A VLA model is a high-computation model that recognises real-world environments through sensors such as cameras, understands human commands and generates robot actions. It typically runs in environments based on graphics processing unit (GPU) servers, and cases of real-time execution on embedded devices alone are limited.
Nota ran the VLA model "SmolVLA 0.45B" on Qualcomm’s edge AI device "Dragonwing IQ-9075" and applied optimisation.
The optimisation maintained the recognition and understanding stages and focused on the final stage that generates robot actions. After applying real-time inference optimisation to reduce repetitive computation and neural processing unit (NPU)-based graph optimisation, processing time for the action generation stage (Action Head) fell to 31 milliseconds from 218 milliseconds. Total inference time was also reduced to 310 milliseconds from 505 milliseconds. Work success rates stayed at a similar level, at 85 percent versus 86 percent, Nota said.
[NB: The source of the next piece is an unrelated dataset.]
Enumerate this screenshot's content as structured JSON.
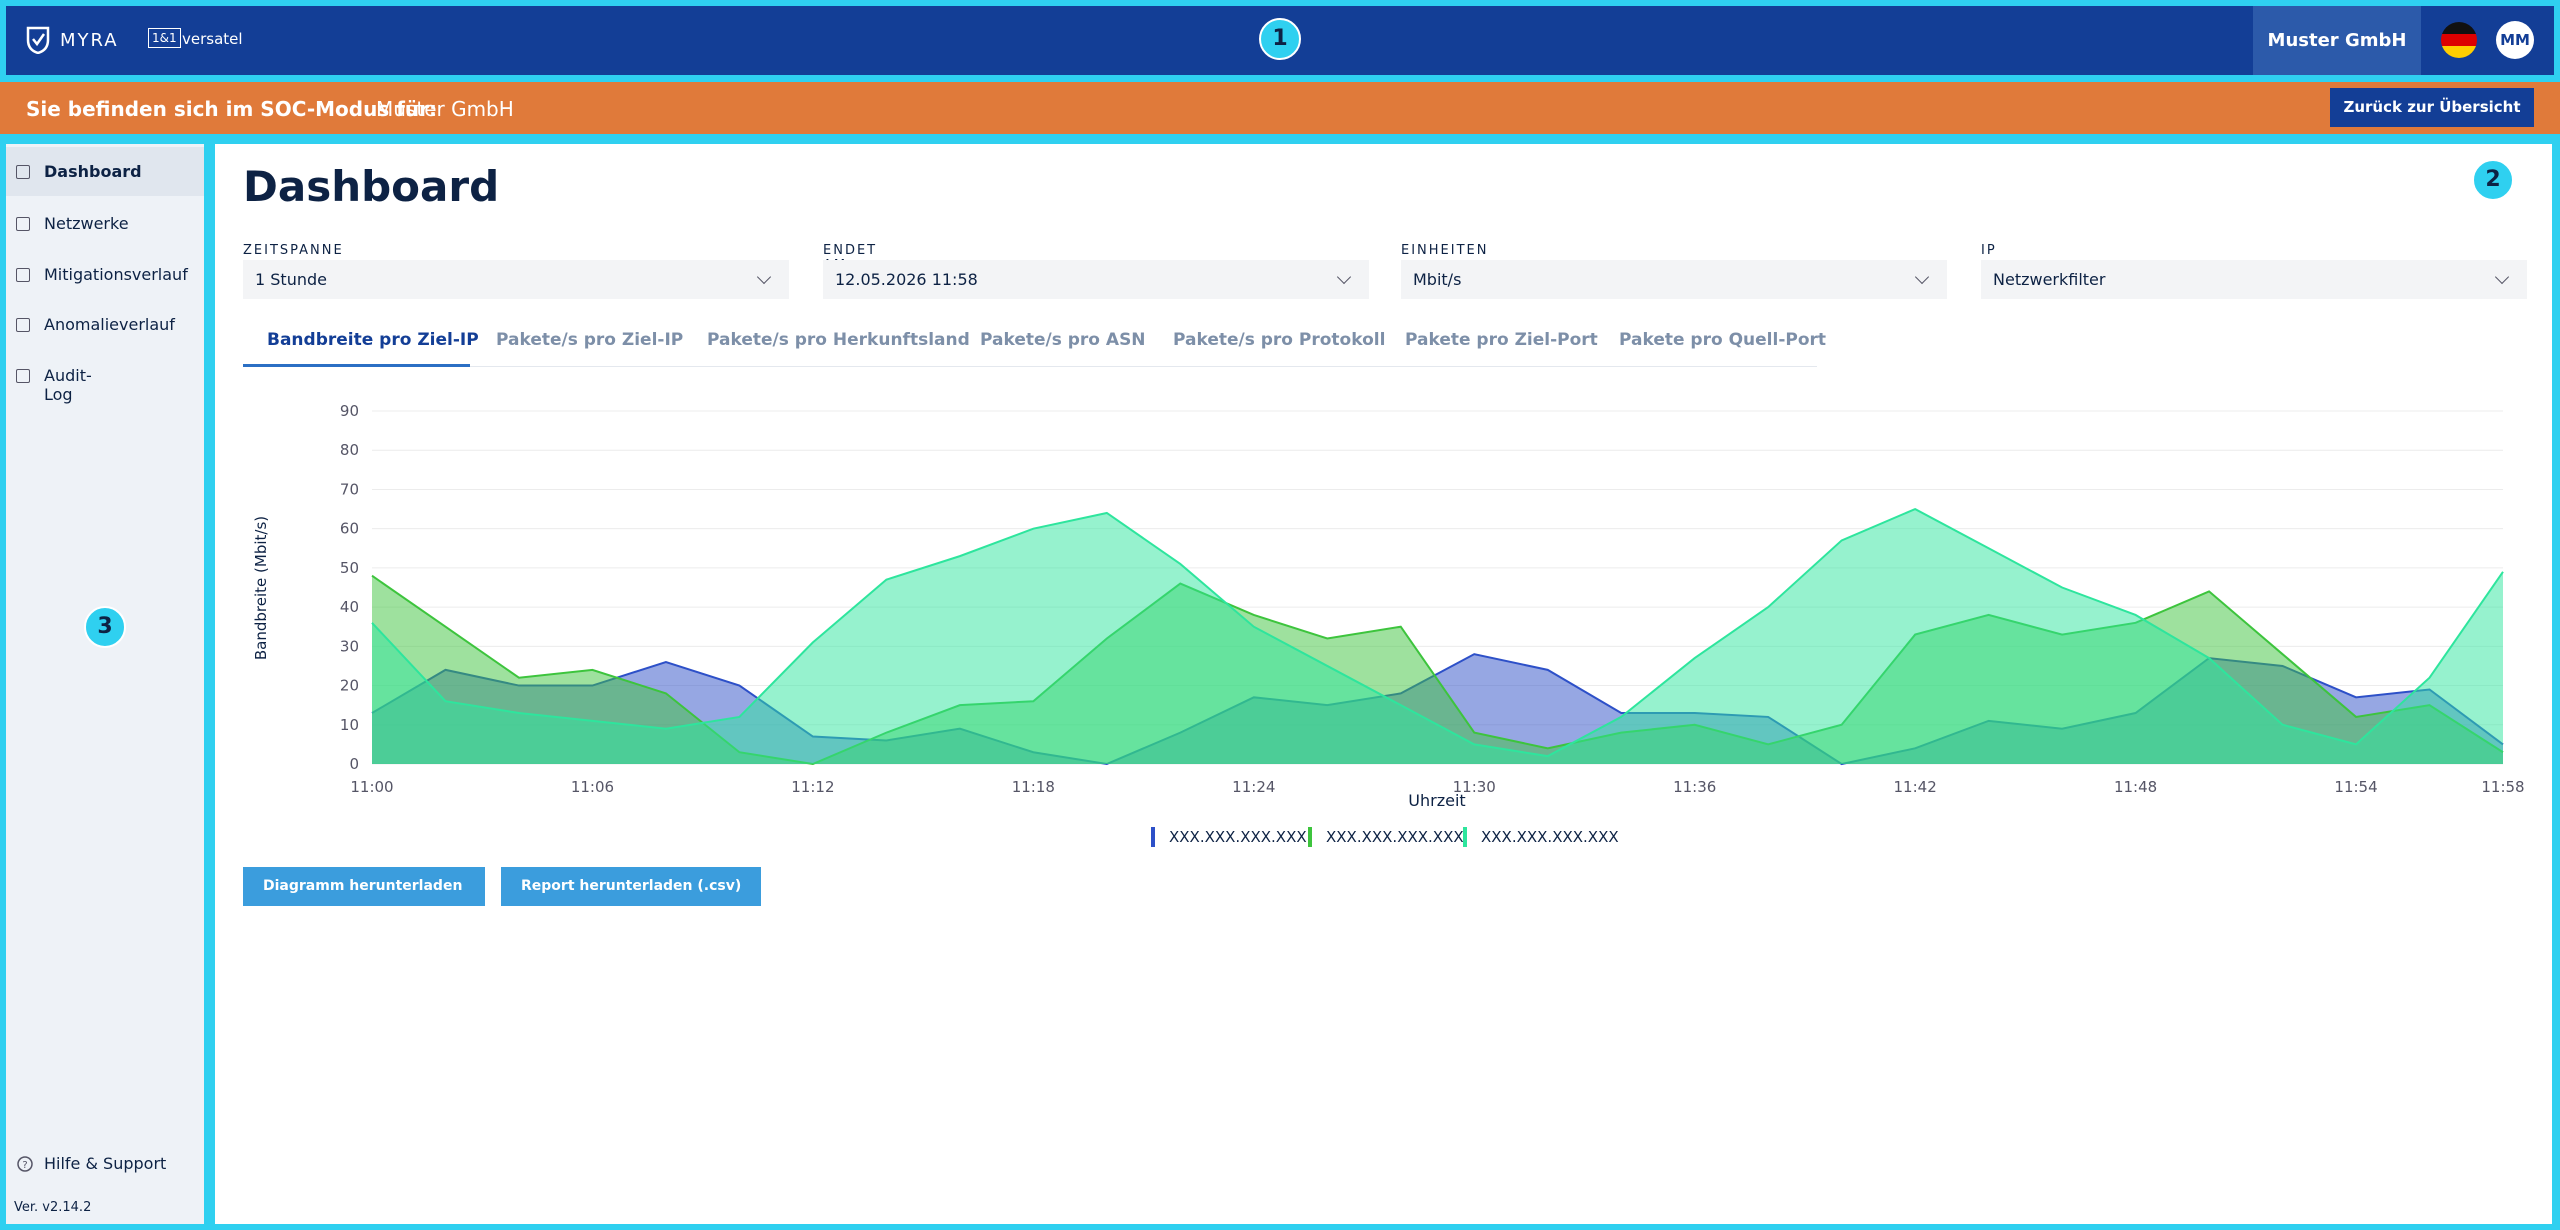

Nota unveiled the achievement at Embedded Vision Summit 2026, held in Santa Clara, California. It ran a real-time, hands-on demonstration in which an optimised VLA model recognised an item selected by a visitor, then used a robot arm to pick it up and put it in a basket.
Nota CEO Myeong-su Chae (채명수) said, "AI needs to be able to quickly and stably process the process of seeing and understanding real environments and connecting that to actions on an edge AI device." He said, "This VLA optimisation achievement is an example showing that Nota’s technology can expand as a core foundational technology for the era of physical AI."